Rabu, 17 Februari 2010

De'

Oleh : fan febrian

Suatu saat aku bisa mewujudkan keinginanku. Aku telah lama memendam cita-cita di benakku yang paling dalam. Sepertinya aku mulai lupa dengan segala yang telah kupegang dalam hidupku selama ini, hingga mengantarkanku pada tempat mungil dan sumpek ini.

Aku masih memegang dan menyoroti dokumen ini.

“Tuhan, aku menyerah! Aku capek dengan segala ketentuanMu itu…“ Aku geram. Gigiku bergemelutuk. Tanganku mengepal, hampir aku meninju cermin di hadapanku.

Dokumen ini hampir kurobek menjadi potongan-potongan kecil.
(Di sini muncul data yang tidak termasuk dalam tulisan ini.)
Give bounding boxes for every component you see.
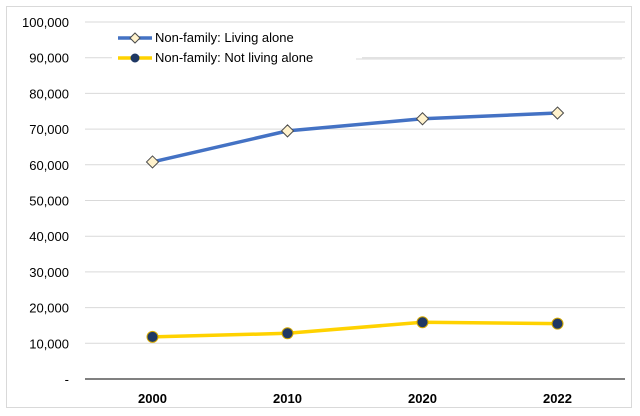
y-tick-label: 50,000 [29, 194, 69, 209]
data-point-diamond [145, 155, 160, 169]
legend-label-not-living-alone: Non-family: Not living alone [155, 50, 313, 65]
series-layer [145, 106, 565, 343]
y-tick-label: 20,000 [29, 301, 69, 316]
y-tick-label: 10,000 [29, 336, 69, 351]
y-tick-label: 70,000 [29, 122, 69, 137]
y-tick-label: 90,000 [29, 51, 69, 66]
data-point-circle [416, 316, 429, 329]
legend-circle-marker-icon [130, 53, 140, 63]
legend-label-living-alone: Non-family: Living alone [155, 30, 294, 45]
data-point-circle [281, 327, 294, 340]
x-tick-label: 2010 [273, 391, 302, 406]
y-tick-label: 100,000 [22, 15, 69, 30]
x-tick-label: 2022 [543, 391, 572, 406]
y-tick-label: 40,000 [29, 229, 69, 244]
data-point-diamond [415, 112, 430, 126]
legend-diamond-marker-icon [129, 32, 141, 44]
x-axis-ticks: 2000 2010 2020 2022 [138, 391, 572, 406]
y-tick-label: 60,000 [29, 158, 69, 173]
chart-frame [6, 6, 632, 408]
y-tick-label: - [65, 372, 69, 387]
x-tick-label: 2000 [138, 391, 167, 406]
data-point-diamond [550, 106, 565, 120]
data-point-diamond [280, 124, 295, 138]
x-tick-label: 2020 [408, 391, 437, 406]
series-line-1 [152, 320, 558, 339]
series-line-0 [152, 111, 558, 164]
y-tick-label: 80,000 [29, 86, 69, 101]
data-point-circle [146, 330, 159, 343]
legend-background [112, 30, 362, 72]
y-axis-ticks: - 10,000 20,000 30,000 40,000 50,000 60,000 70,… [22, 15, 69, 387]
y-tick-label: 30,000 [29, 265, 69, 280]
data-point-circle [551, 317, 564, 330]
legend: Non-family: Living alone Non-family: Not… [112, 30, 622, 72]
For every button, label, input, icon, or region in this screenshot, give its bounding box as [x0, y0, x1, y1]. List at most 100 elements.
Tapi aku sadar! Tak ada gunanya.

Sekarang dokumennya terlempar dan berserakan di ujung teras.

Senja mulai menyoroti kamarku, menelan patah arangku. Membiarkanku terkulai lemah di bibir ranjang.

***

“Bangun ‘de, nanti kamu terlambat ke kampus lho… “ Kilahnya sambil menggoyang-goyang tubuhku yang masih terbalut selimut.

Suaranya nyaring. Sangat mengganggu telingaku. Menusuk-nusuk ke gendang telinga.

Aku terpaksa menahan mataku yang masih layu untuk membuka. Rasanya aku berputar-putar, pandanganku mengabur.

Tak lama, aku meraih kacamata minusku yang tergeletak di samping bantal. Kupakai cepat supaya aku bisa melihat kembali normal.

“Jam berapa sekarang, kak? “


“Jam tujuh, mestinya kamu bangun dari tadi. Katanya kamu ada kegiatan sosial hari ini bersama teman-teman organisasimu itu kan? “ Cerocosnya sambil menyibakan selimut di tubuhku.

Tubuhku yang masih lemas ini akan terasa semangat lagi jika beberapa gayung air mengguyur ubun-ubunku hingga memercik ke setiap bagian tubuhku.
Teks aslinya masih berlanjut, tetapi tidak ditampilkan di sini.